Anyway, Mr. Burtish is who I saw when I reconnected with Lewie, a middle aged man. When Vera sent me the e-mail with the subject “Sad news” I knew that Lewie had died. He was diagnosed with kidney cancer eight months ago and he wasn’t doing well.


 The e-mail was sent to our high school group along with the information about when and where the service would be. Was this a suggestion, a strong suggestion or an expectation?

Do I go to the funeral?  Who is Lewie to me, anyhow?  He and I shared some of the same recollections and a handful of mutual friends.


An e-mail by Lily followed: “Are you going?” I answered her quickly, without thinking, as is my habit and probably explains the odd way people sometimes stare at me.


“Lewie was a nice guy, but I’ve decided I will only go to funerals on a ‘need to go’ basis.”


Look at me. When did I become so smug?
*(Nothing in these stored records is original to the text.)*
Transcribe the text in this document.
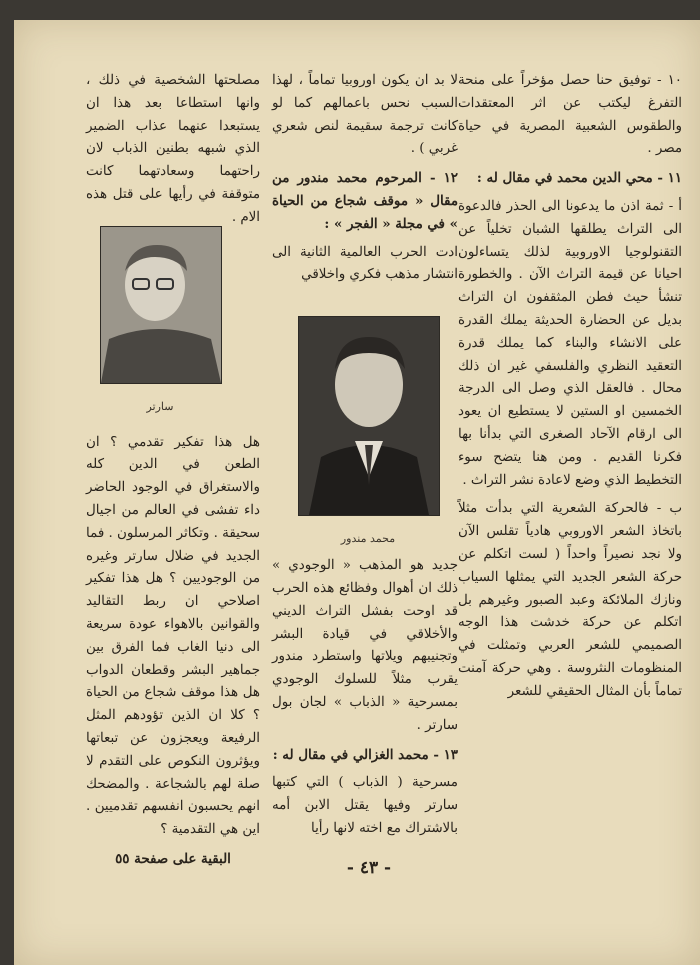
١٠ - توفيق حنا حصل مؤخراً على منحة التفرغ ليكتب عن اثر المعتقدات والطقوس الشعبية المصرية في حياة مصر .

١١ - محي الدين محمد في مقال له :

أ - ثمة اذن ما يدعونا الى الحذر فالدعوة الى التراث يطلقها الشبان تخلياً عن التقنولوجيا الاوروبية لذلك يتساءلون احيانا عن قيمة التراث الآن . والخطورة تنشأ حيث فطن المثقفون ان التراث بديل عن الحضارة الحديثة يملك القدرة على الانشاء والبناء كما يملك قدرة التعقيد النظري والفلسفي غير ان ذلك محال . فالعقل الذي وصل الى الدرجة الخمسين او الستين لا يستطيع ان يعود الى ارقام الآحاد الصغرى التي بدأنا بها فكرنا القديم . ومن هنا يتضح سوء التخطيط الذي وضع لاعادة نشر التراث .

ب - فالحركة الشعرية التي بدأت مثلاً باتخاذ الشعر الاوروبي هادياً تقلس الآن ولا نجد نصيراً واحداً ( لست اتكلم عن حركة الشعر الجديد التي يمثلها السياب ونازك الملائكة وعبد الصبور وغيرهم بل اتكلم عن حركة خدشت هذا الوجه الصميمي للشعر العربي وتمثلت في المنظومات النثروسة . وهي حركة آمنت تماماً بأن المثال الحقيقي للشعر

لا بد ان يكون اوروبيا تماماً ، لهذا السبب نحس باعمالهم كما لو كانت ترجمة سقيمة لنص شعري غربي ) .

١٢ - المرحوم محمد مندور من مقال « موقف شجاع من الحياة » في مجلة « الفجر » :

ادت الحرب العالمية الثانية الى انتشار مذهب فكري واخلاقي

جديد هو المذهب « الوجودي » ذلك ان أهوال وفظائع هذه الحرب قد اوحت بفشل التراث الديني والأخلاقي في قيادة البشر وتجنيبهم ويلاتها واستطرد مندور يقرب مثلاً للسلوك الوجودي بمسرحية « الذباب » لجان بول سارتر .

١٣ - محمد الغزالي في مقال له :

مسرحية ( الذباب ) التي كتبها سارتر وفيها يقتل الابن أمه بالاشتراك مع اخته لانها رأيا

مصلحتها الشخصية في ذلك ، وانها استطاعا بعد هذا ان يستبعدا عنهما عذاب الضمير الذي شبهه بطنين الذباب لان راحتهما وسعادتهما كانت متوقفة في رأيها على قتل هذه الام .

هل هذا تفكير تقدمي ؟ ان الطعن في الدين كله والاستغراق في الوجود الحاضر داء تفشى في العالم من اجيال سحيقة . وتكاثر المرسلون . فما الجديد في ضلال سارتر وغيره من الوجوديين ؟ هل هذا تفكير اصلاحي ان ربط التقاليد والقوانين بالاهواء عودة سريعة الى دنيا الغاب فما الفرق بين جماهير البشر وقطعان الدواب هل هذا موقف شجاع من الحياة ؟ كلا ان الذين تؤودهم المثل الرفيعة ويعجزون عن تبعاتها ويؤثرون النكوص على التقدم لا صلة لهم بالشجاعة . والمضحك انهم يحسبون انفسهم تقدميين . اين هي التقدمية ؟

البقية على صفحة ٥٥

محمد مندور
سارتر
- ٤٣ -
As if that wasn’t enough smugness I continue, “No one’s going to ask ‘Where’s Carol?’ so that’s my criteria for attending or not.”


Her response was approaching admiration. “Good for you. I applaud your attitude” or something like that. Her e-mail is lost in cyberspace. Still and all, Lily went. True, she’s not a widow, but at this stage of the game we’ve all lost people close to us. It’s painful for everyone to face those resurfacing emotions. And, time is not on my side. My widow card is losing its juice.


Sunday morning, the day of the funeral I was still cocky about my decision but doubt or guilt must have jumped into the mix causing me to run it by Doug, my 29 year old son.


I presented my case by first making Doug scrambled eggs, an act that legal minds may point to as a bribe but they haven’t tasted my eggs.


As precedence, I compared the case to one many years ago when an acquaintance wanted to borrow $2,000.


“Your Dad and I were about to write the check when we realized we didn’t know how to spell her first name, “Phoebe”…was it P h e b e? or F e b e? We just looked at each other and laughed. A person should know how to spell a person’s first name if they are going to lend them money. That became our criteria. Too bad for Phoebe that her name wasn’t Jane."


Doug listened as intently as he ever does which means that he glanced up from the newspaper and said, “What? I’m sorry. Did you say something?”

The bottom line is that Doug didn’t think the Phoebe/Jane story had any bearing on the Lewie funeral dilemma.


“You don’t have to know someone well to pay your respects. The hot dog vendor outside Lewie’s building may want to stop in and tell his kids what a good tipper he was. Lots of people came from all over to Dad’s funeral. We probably never met them or remember they were there. If it’s in your heart to go it’s in your heart. If it’s not – it’s not.”


My son is a wise man all right. The best is that he didn’t put any judgment on it. In the end, I didn’t go. At least, I didn’t reach for stuff to base my decision on to ease my guilt.

And, it’s funny, but I must have spent many more hours thinking about Lewie and weighing our relationship than most of the high school friends who just got off their couch and went to his funeral.


Rest in peace Lewie. In time our high school reunions will be where you and Jimmy are.